那宫女急忙行了礼,躬身道:“奴婢叩见陛下,回公公的话,是太后被身后掉下的卷轴砸中,头砸破了,此时正在请太医诊治。
“啊?”君谪大惊,急忙往宫中跑去。
周安远强自镇定,也忙跟在身后,口中不停说着:“陛下当心台阶。
那回话的宫女惊呼道:“当心台阶上有油!”
只是说迟了,眼见君谪一个站立不稳,就要跌在台阶上,跟在身后的周安远见来不及扶,急忙自己往地上一扑,坐了人肉垫子。
君谪跌在了他身上,才险险没有摔伤。
周安远脸嗑在台阶上,鼻子撞得鲜血直流,双手磕破了,双膝生疼,不知骨头有没有断。
几个跟在身后的小太监,急忙小心翼翼的扶起君谪,周安远。
君谪看了一眼周安远,心中感激,问道:“你怎样?”
周安远一手捂着鼻子,一手捂着腿,龇牙咧嘴道:“奴才不碍事,陛下还是去看太后吧!”
君谪心中着实担心太后,急忙命令几个小太监,“护送周公公回去,宣太医来为他诊治。”
说罢,急匆匆往里面走去。
刚走了几步,却听周安远问那宫女。
“这里怎么会有油?你们怎么服侍的?你们这些奴才是怎么当的差?”
君谪心中一动,停了下来。
小宫女支支吾吾。“回公公的话,奴婢……奴婢……奴婢实在不清楚,您去问旁人吧!”
“大胆!你便是这样回话的?等杂家问了咸坤宫的管事,再来罚你。
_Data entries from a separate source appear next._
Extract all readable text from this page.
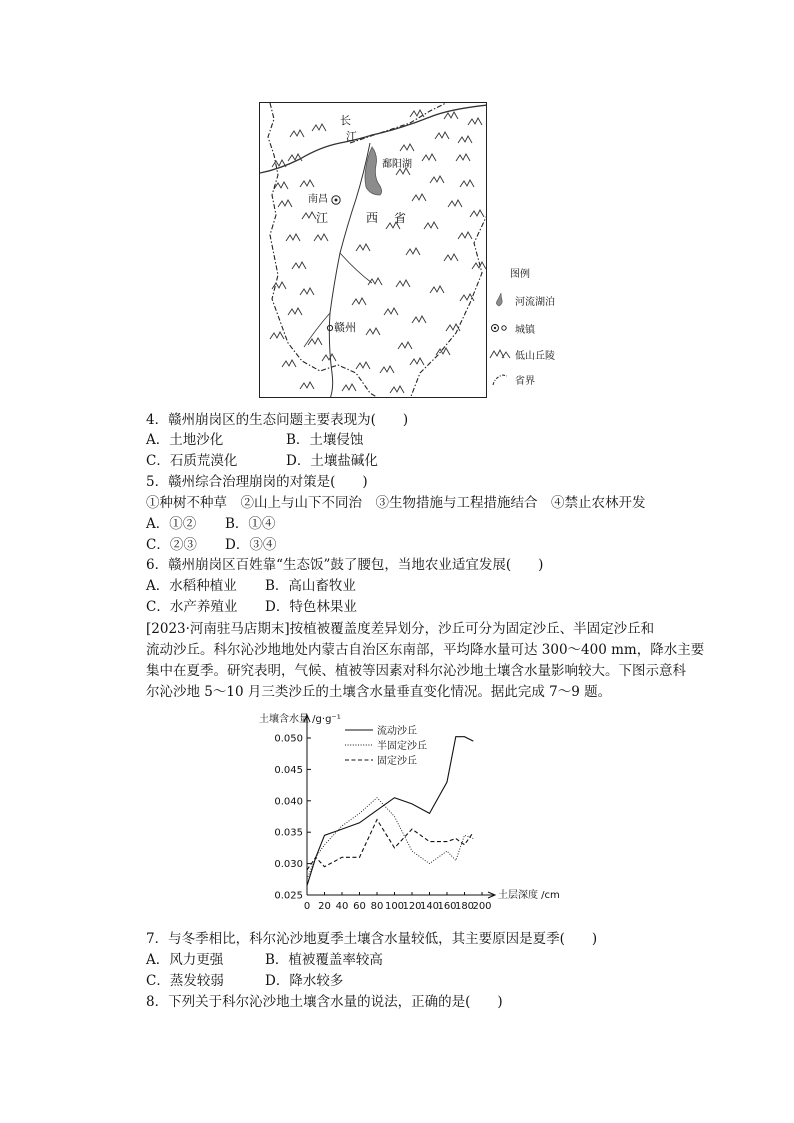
长
江
鄱阳湖
南昌
江	西 省
赣州
图例
河流湖泊
城镇
低山丘陵
省界
4．赣州崩岗区的生态问题主要表现为(　　)
A．土地沙化	B．土壤侵蚀
C．石质荒漠化	D．土壤盐碱化
5．赣州综合治理崩岗的对策是(　　)
①种树不种草　②山上与山下不同治　③生物措施与工程措施结合　④禁止农林开发
A．①② B．①④
C．②③ D．③④
6．赣州崩岗区百姓靠“生态饭”鼓了腰包，当地农业适宜发展(　　)
A．水稻种植业 B．高山畜牧业
C．水产养殖业 D．特色林果业
[2023·河南驻马店期末]按植被覆盖度差异划分，沙丘可分为固定沙丘、半固定沙丘和
流动沙丘。科尔沁沙地地处内蒙古自治区东南部，平均降水量可达 300～400 mm，降水主要
集中在夏季。研究表明，气候、植被等因素对科尔沁沙地土壤含水量影响较大。下图示意科
尔沁沙地 5～10 月三类沙丘的土壤含水量垂直变化情况。据此完成 7～9 题。
0.025
0.030
0.035
0.040
0.045
0.050
0 20 40 60 80 100
120
140
160
180
200
土壤含水量 /g·g⁻¹
土层深度 /cm
流动沙丘
半固定沙丘
固定沙丘
7．与冬季相比，科尔沁沙地夏季土壤含水量较低，其主要原因是夏季(　　)
A．风力更强	B．植被覆盖率较高
C．蒸发较弱	D．降水较多
8．下列关于科尔沁沙地土壤含水量的说法，正确的是(　　)
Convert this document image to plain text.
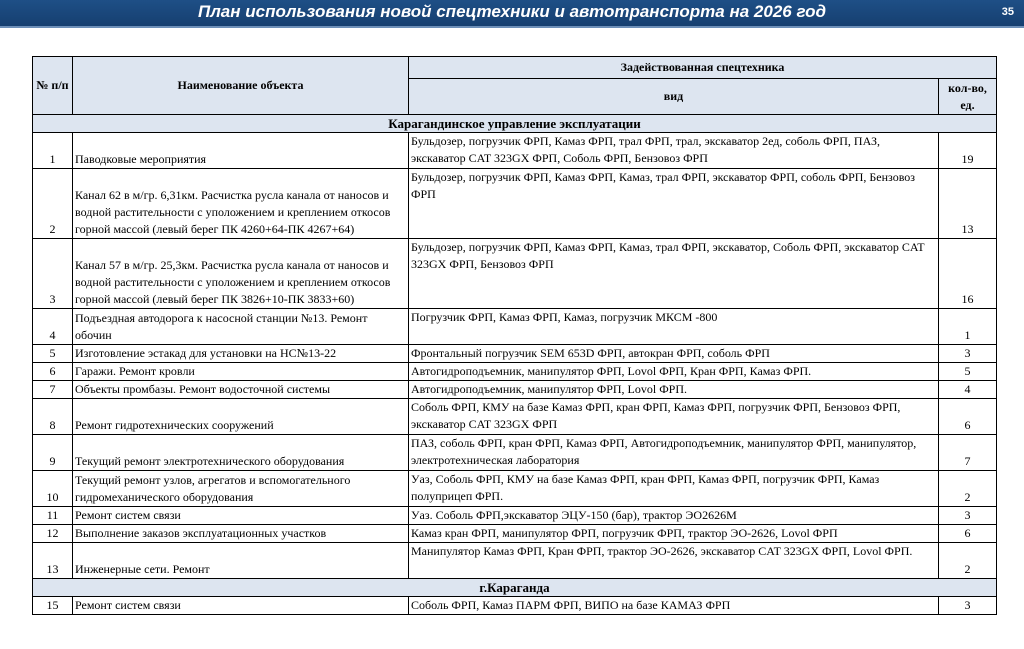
План использования новой спецтехники и автотранспорта на 2026 год	35
№ п/п	Наименование объекта	Задействованная спецтехника	
		вид	кол-во, ед.
Карагандинское управление эксплуатации			
1	Паводковые мероприятия	Бульдозер, погрузчик ФРП, Камаз ФРП, трал ФРП, трал, экскаватор 2ед, соболь ФРП, ПАЗ, экскаватор CAT 323GX ФРП, Соболь ФРП, Бензовоз ФРП	19
2	Канал 62 в м/гр. 6,31км. Расчистка русла канала от наносов и водной растительности с уположением и креплением откосов горной массой (левый берег ПК 4260+64-ПК 4267+64)	Бульдозер, погрузчик ФРП, Камаз ФРП, Камаз, трал ФРП, экскаватор ФРП, соболь ФРП, Бензовоз ФРП	13
3	Канал 57 в м/гр. 25,3км. Расчистка русла канала от наносов и водной растительности с уположением и креплением откосов горной массой (левый берег ПК 3826+10-ПК 3833+60)	Бульдозер, погрузчик ФРП, Камаз ФРП, Камаз, трал ФРП, экскаватор, Соболь ФРП, экскаватор CAT 323GX ФРП, Бензовоз ФРП	16
4	Подъездная автодорога к насосной станции №13. Ремонт обочин	Погрузчик ФРП, Камаз ФРП, Камаз, погрузчик МКСМ -800	1
5	Изготовление эстакад для установки на НС№13-22	Фронтальный погрузчик SEM 653D ФРП, автокран ФРП, соболь ФРП	3
6	Гаражи. Ремонт кровли	Автогидроподъемник, манипулятор ФРП, Lovol ФРП, Кран ФРП, Камаз ФРП.	5
7	Объекты промбазы. Ремонт водосточной системы	Автогидроподъемник, манипулятор ФРП, Lovol ФРП.	4
8	Ремонт гидротехнических сооружений	Соболь ФРП, КМУ на базе Камаз ФРП, кран ФРП, Камаз ФРП, погрузчик ФРП, Бензовоз ФРП, экскаватор CAT 323GX ФРП	6
9	Текущий ремонт электротехнического оборудования	ПАЗ, соболь ФРП, кран ФРП, Камаз ФРП, Автогидроподъемник, манипулятор ФРП, манипулятор, электротехническая лаборатория	7
10	Текущий ремонт узлов, агрегатов и вспомогательного гидромеханического оборудования	Уаз, Соболь ФРП, КМУ на базе Камаз ФРП, кран ФРП, Камаз ФРП, погрузчик ФРП, Камаз полуприцеп ФРП.	2
11	Ремонт систем связи	Уаз. Соболь ФРП,экскаватор ЭЦУ-150 (бар), трактор ЭО2626М	3
12	Выполнение заказов эксплуатационных участков	Камаз кран ФРП, манипулятор ФРП, погрузчик ФРП, трактор ЭО-2626, Lovol ФРП	6
13	Инженерные сети. Ремонт	Манипулятор Камаз ФРП, Кран ФРП, трактор ЭО-2626, экскаватор CAT 323GX ФРП, Lovol ФРП.	2
г.Караганда			
15	Ремонт систем связи	Соболь ФРП, Камаз ПАРМ ФРП, ВИПО на базе КАМАЗ ФРП	3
”
君谪听到这里,也不进去了,回转身走到那宫女跟前,冷声道:“这油是怎么回事?”
宫女吓的立刻跪了下来。
“回皇上的话,奴婢,奴婢……”
“快说!”周安远喝道:“难道有人蓄意谋害太后?不然好端端的画怎么会掉下来?”
宫女快要哭了,紧紧跪伏在地上,颤声道:“不,不是谋害太后,是想滑倒皇后……”
君谪脑中一片空白,脸色苍白至极。“是谁下得令?”
“是……是……”
宫女吞吞吐吐,君谪却已经知道了答案。
他看着咸坤宫,心中狂风大作。半晌,他看了一眼周安远,淡漠道:“所有参与之人按照宫规处置!”
“是!”周安远忙答了一声,只觉得心惊胆战。
君谪闭了闭目,继续往咸坤宫走去,只是却也已不如方才那样急切了,他心中失望透了。
……
太后的卧房中。
几个太医止血,包扎伤口,又开了药方命令药童熬药,也算井然有序。
君谪进来时,太后刚刚喝了药,屋中一股药香味。
他一眼便看见了站在太后床侧的令狐兰,见她无恙,便放下心来。只是觉得歉然,他从前还让她顺着太后,如今看来,竟是自己错了。
他对着令狐兰点了点头,令狐兰微微一笑,让君谪心中好受了一些。
他俯身看着太后,伤口已经被包扎好。
“母后你怎么样?”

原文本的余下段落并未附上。